The Gulf is Lebanon’s main export destination, an important source of hard currency. Saudi Arabia was Lebanon’s biggest agricultural export market in 2020, and total exports to Saudi alone were worth well over $200m last year, according to customs data.
Meanwhile, the central bank estimates some 60 per cent of remittances originate in the Gulf, where some half a million Lebanese expats earn petrodollars which have been Lebanon’s economic lifeline.
For the insulted Gulf, “this is an absolute, irreversible rupture”, said Abdulkhaleq Abdulla, an Emirati professor of political science. “As long as Hizbollah is in power, then I think the UAE and Saudi Arabia have decided to give up on Lebanon.”
If the two Gulf powerhouses abandon Lebanon, Hizbollah “will try to project in the media that they have won, that they have pushed Saudi outside,” said Makhzoumi.
However, if the Gulf escalated, by further limiting Lebanese business or stopping money transfers, for example, Hizbollah’s money “would never be able to replace it”, Makhzoumi said. “So this bullshit that they don’t give a damn, it is good for among their own people, to show that they are Rambos. But when it comes to the real country, how many can they support?”
Yet Kordahi has refused Sunni prime minister Najib Mikati’s entreaties to resign. Hizbollah dismissed calls for Kordahi to quit, calling them “a blatant attack on Lebanon, its dignity and sovereignty.” Meanwhile, in Houthi-held Yemen, billboards featuring Kordahi have appeared.
“Today, if they sack Kordahi, what will we reap from the kingdom?” Lebanese foreign minister Abdallah Bou Habib said in leaked comments, which he did not deny. “Nothing. They will ask for more things.”
Kordahi was one of many Lebanese to benefit from the golden years of the Gulf’s relationship with Lebanon. Millionaire, initially shot in Beirut from 2000, helped make him the “highest paid television presenter in the Arab world”, according to his website. A household name in the region, he secured lucrative advertising contracts and launched his own perfume and clothing line.
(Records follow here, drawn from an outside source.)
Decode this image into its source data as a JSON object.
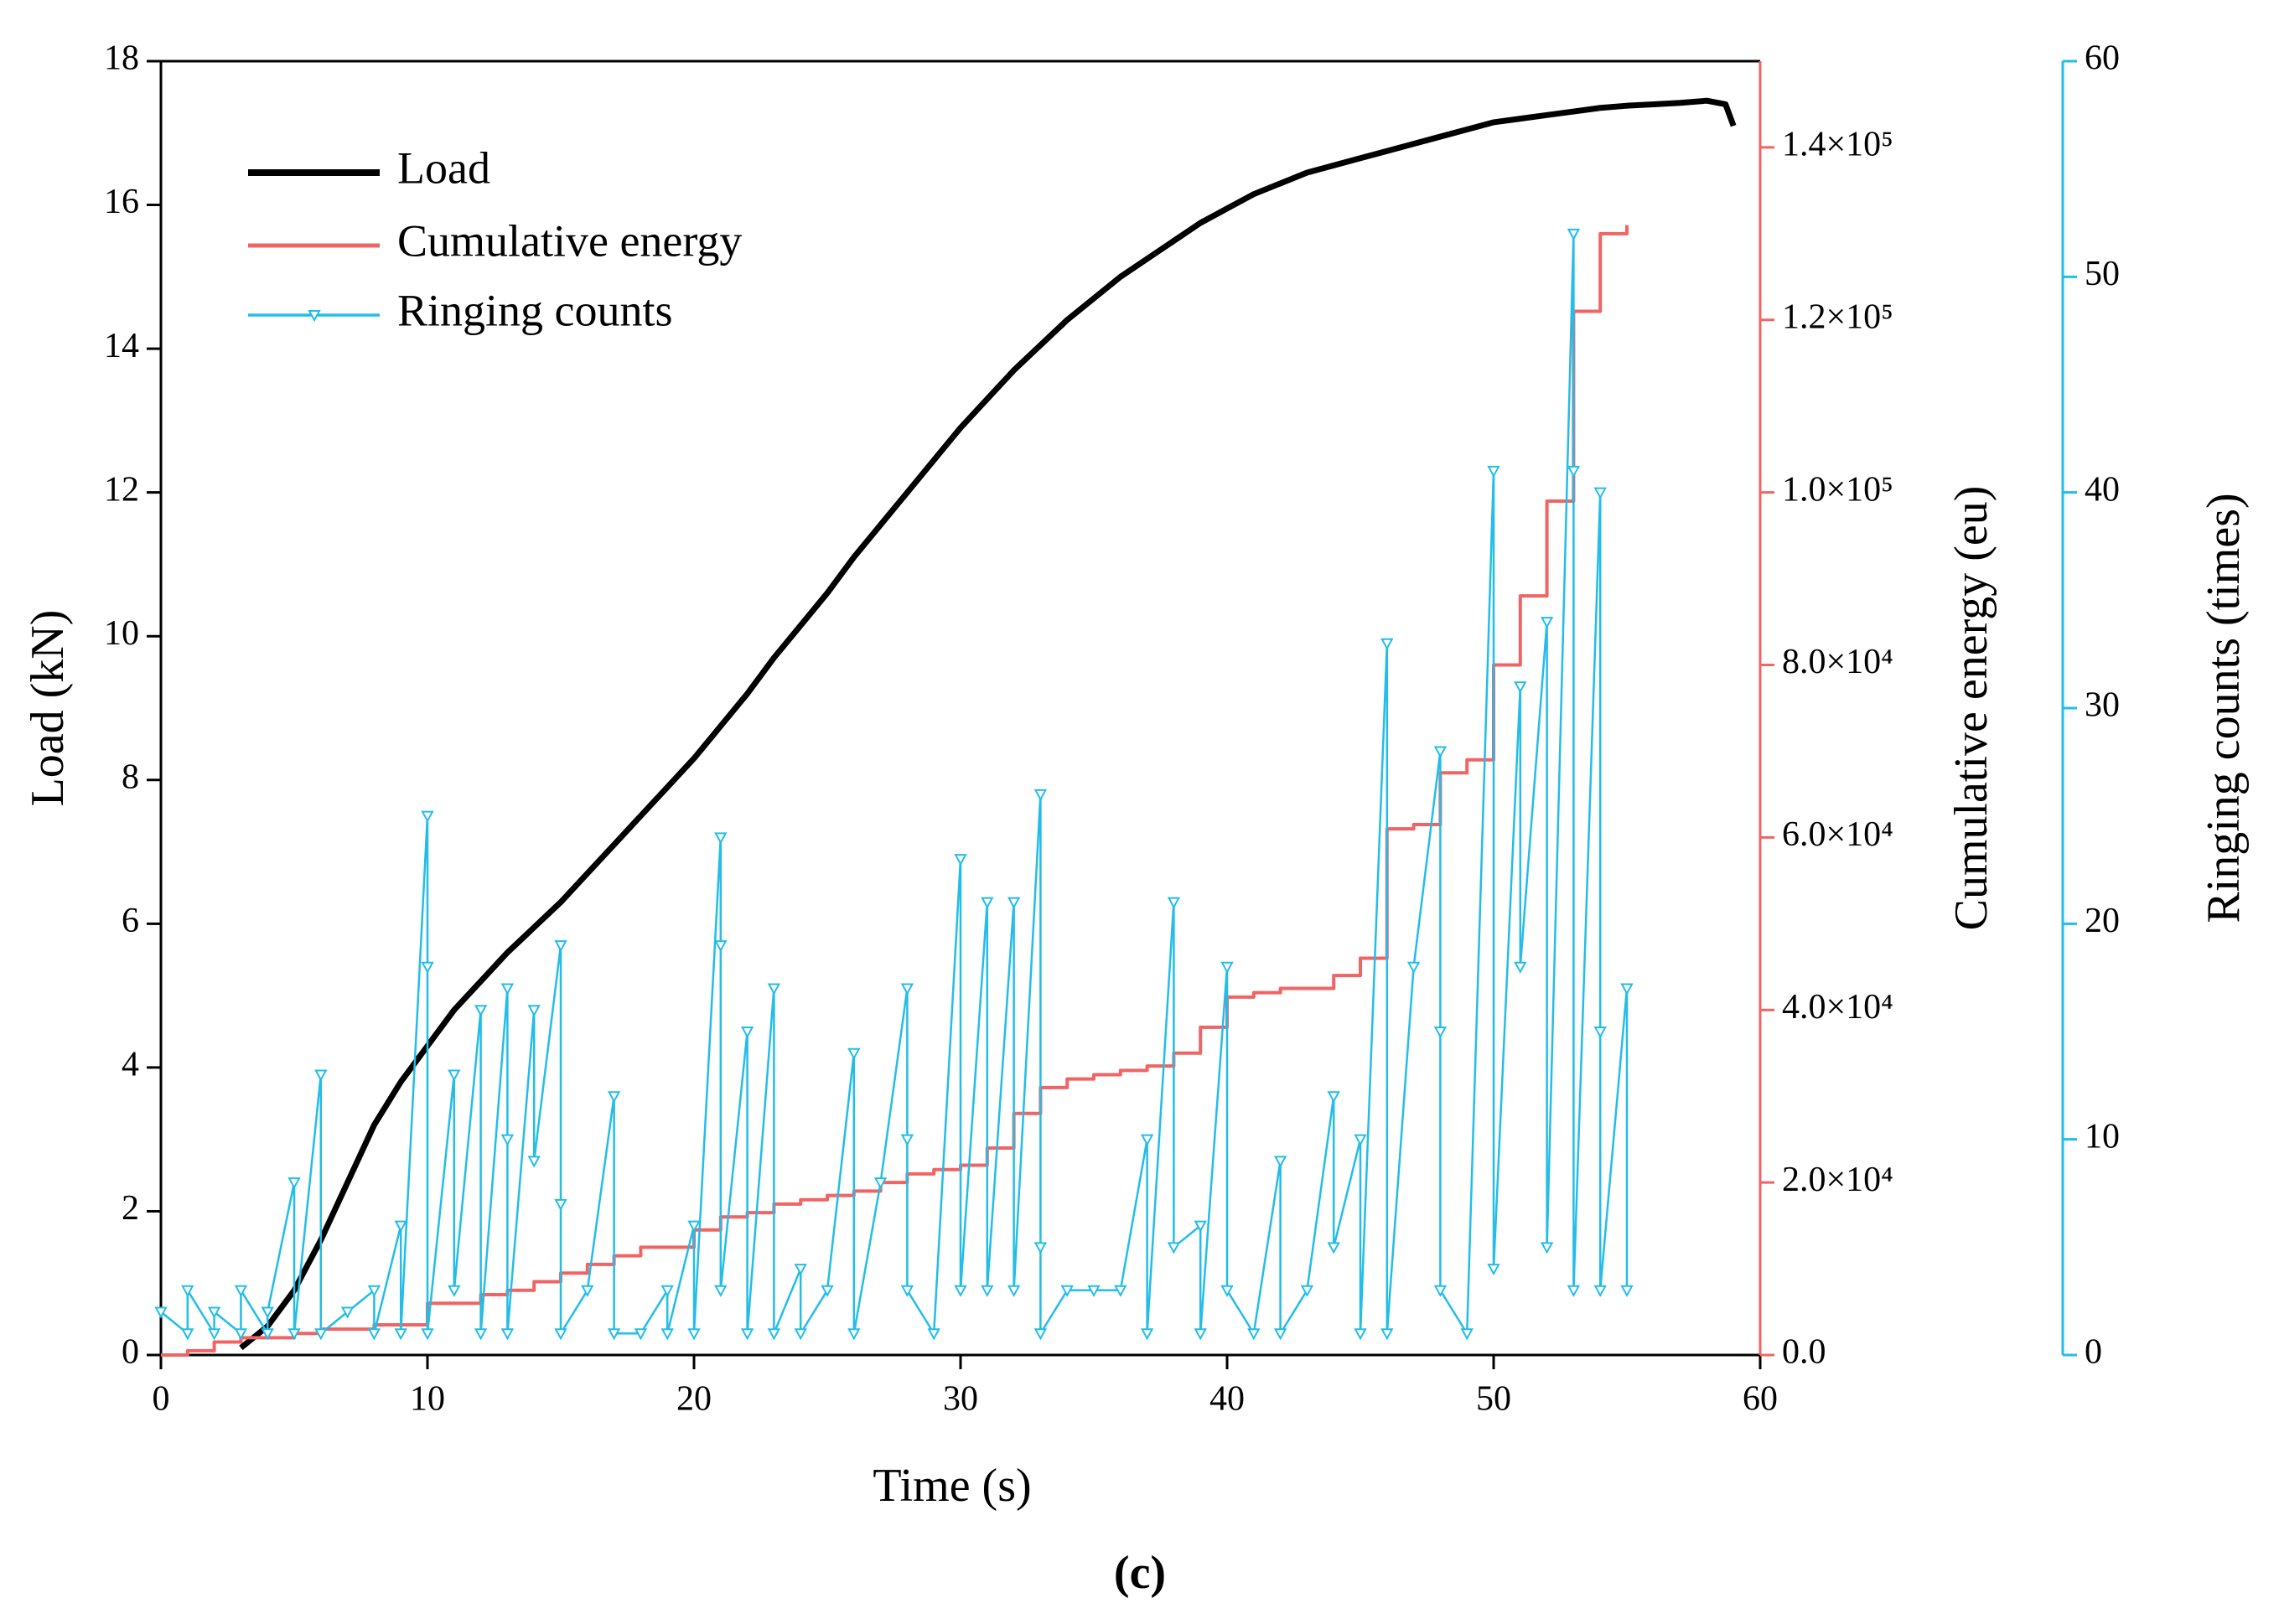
{
  "chart_data": {
    "type": "line",
    "caption": "(c)",
    "xlabel": "Time (s)",
    "ylabel": "Load (kN)",
    "y2label": "Cumulative energy (eu)",
    "y3label": "Ringing counts (times)",
    "xlim": [
      0,
      60
    ],
    "xticks": [
      0,
      10,
      20,
      30,
      40,
      50,
      60
    ],
    "ylim": [
      0,
      18
    ],
    "yticks": [
      0,
      2,
      4,
      6,
      8,
      10,
      12,
      14,
      16,
      18
    ],
    "y2lim": [
      0,
      150000
    ],
    "y2ticks": [
      {
        "value": 0,
        "label": "0.0"
      },
      {
        "value": 20000,
        "label": "2.0×10⁴"
      },
      {
        "value": 40000,
        "label": "4.0×10⁴"
      },
      {
        "value": 60000,
        "label": "6.0×10⁴"
      },
      {
        "value": 80000,
        "label": "8.0×10⁴"
      },
      {
        "value": 100000,
        "label": "1.0×10⁵"
      },
      {
        "value": 120000,
        "label": "1.2×10⁵"
      },
      {
        "value": 140000,
        "label": "1.4×10⁵"
      }
    ],
    "y3lim": [
      0,
      60
    ],
    "y3ticks": [
      0,
      10,
      20,
      30,
      40,
      50,
      60
    ],
    "y2color": "#f06464",
    "y3color": "#22bde8",
    "legend": "upper left",
    "series": [
      {
        "name": "Load",
        "color": "#000000",
        "axis": "y",
        "x": [
          3,
          4,
          5,
          6,
          7,
          8,
          9,
          10,
          11,
          12,
          13,
          14,
          15,
          16,
          17,
          18,
          19,
          20,
          21,
          22,
          23,
          24,
          25,
          26,
          27,
          28,
          29,
          30,
          31,
          32,
          33,
          34,
          35,
          36,
          37,
          38,
          39,
          40,
          41,
          42,
          43,
          44,
          45,
          46,
          47,
          48,
          49,
          50,
          51,
          52,
          53,
          54,
          55,
          56,
          57,
          58,
          58.7,
          59
        ],
        "values": [
          0.1,
          0.4,
          0.9,
          1.6,
          2.4,
          3.2,
          3.8,
          4.3,
          4.8,
          5.2,
          5.6,
          5.95,
          6.3,
          6.7,
          7.1,
          7.5,
          7.9,
          8.3,
          8.75,
          9.2,
          9.7,
          10.15,
          10.6,
          11.1,
          11.55,
          12.0,
          12.45,
          12.9,
          13.3,
          13.7,
          14.05,
          14.4,
          14.7,
          15.0,
          15.25,
          15.5,
          15.75,
          15.95,
          16.15,
          16.3,
          16.45,
          16.55,
          16.65,
          16.75,
          16.85,
          16.95,
          17.05,
          17.15,
          17.2,
          17.25,
          17.3,
          17.35,
          17.38,
          17.4,
          17.42,
          17.45,
          17.4,
          17.1
        ]
      },
      {
        "name": "Cumulative energy",
        "color": "#f06464",
        "axis": "y2",
        "step": "post",
        "x": [
          0,
          1,
          2,
          3,
          5,
          6,
          8,
          10,
          12,
          13,
          14,
          15,
          16,
          17,
          18,
          20,
          21,
          22,
          23,
          24,
          25,
          26,
          27,
          28,
          29,
          30,
          31,
          32,
          33,
          34,
          35,
          36,
          37,
          38,
          39,
          40,
          41,
          42,
          44,
          45,
          46,
          47,
          48,
          49,
          50,
          51,
          52,
          53,
          54,
          55
        ],
        "values": [
          0,
          500,
          1500,
          2000,
          2500,
          3000,
          3500,
          6000,
          7000,
          7500,
          8500,
          9500,
          10500,
          11500,
          12500,
          14500,
          16000,
          16500,
          17500,
          18000,
          18500,
          19000,
          20000,
          21000,
          21500,
          22000,
          24000,
          28000,
          31000,
          32000,
          32500,
          33000,
          33500,
          35000,
          38000,
          41500,
          42000,
          42500,
          44000,
          46000,
          61000,
          61500,
          67500,
          69000,
          80000,
          88000,
          99000,
          121000,
          130000,
          131000
        ]
      },
      {
        "name": "Ringing counts",
        "color": "#22bde8",
        "axis": "y3",
        "marker": "triangle-down",
        "x": [
          0,
          1,
          1,
          2,
          2,
          3,
          3,
          4,
          4,
          5,
          5,
          6,
          6,
          7,
          8,
          8,
          9,
          9,
          10,
          10,
          10,
          11,
          11,
          12,
          12,
          13,
          13,
          13,
          14,
          14,
          15,
          15,
          15,
          16,
          17,
          17,
          18,
          19,
          19,
          20,
          20,
          21,
          21,
          21,
          22,
          22,
          23,
          23,
          24,
          24,
          25,
          26,
          26,
          27,
          28,
          28,
          28,
          29,
          30,
          30,
          31,
          31,
          32,
          32,
          33,
          33,
          33,
          34,
          35,
          36,
          37,
          37,
          38,
          38,
          39,
          39,
          40,
          40,
          41,
          42,
          42,
          43,
          44,
          44,
          45,
          45,
          46,
          46,
          47,
          48,
          48,
          48,
          49,
          50,
          50,
          51,
          51,
          52,
          52,
          53,
          53,
          53,
          54,
          54,
          54,
          55,
          55
        ],
        "values": [
          2,
          1,
          3,
          1,
          2,
          1,
          3,
          1,
          2,
          8,
          1,
          13,
          1,
          2,
          3,
          1,
          6,
          1,
          25,
          18,
          1,
          13,
          3,
          16,
          1,
          17,
          10,
          1,
          16,
          9,
          19,
          7,
          1,
          3,
          12,
          1,
          1,
          3,
          1,
          6,
          1,
          24,
          19,
          3,
          15,
          1,
          17,
          1,
          4,
          1,
          3,
          14,
          1,
          8,
          17,
          10,
          3,
          1,
          23,
          3,
          21,
          3,
          21,
          3,
          26,
          5,
          1,
          3,
          3,
          3,
          10,
          1,
          21,
          5,
          6,
          1,
          18,
          3,
          1,
          9,
          1,
          3,
          12,
          5,
          10,
          1,
          33,
          1,
          18,
          28,
          15,
          3,
          1,
          41,
          4,
          31,
          18,
          34,
          5,
          52,
          41,
          3,
          40,
          15,
          3,
          17,
          3
        ]
      }
    ]
  }
}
Yet in recent years, Kordahi had expressed views controversial to his former Gulf paymasters. He publicly praised Hizbollah leader Hassan Nasrallah, in 2013 calling him “smart, courageous.” Kordahi also left MBC over his support for Syrian president Bashar al-Assad.
Amid the furore, Hizbollah is defiant. “Saudi Arabia is troubled because it could not dominate the political decision in Lebanon, despite the money it paid,” said Hizbollah deputy secretary-general Naim Qassem on Wednesday. “No one can twist the arm of Hizbollah,” and, he added, “the Lebanese people.”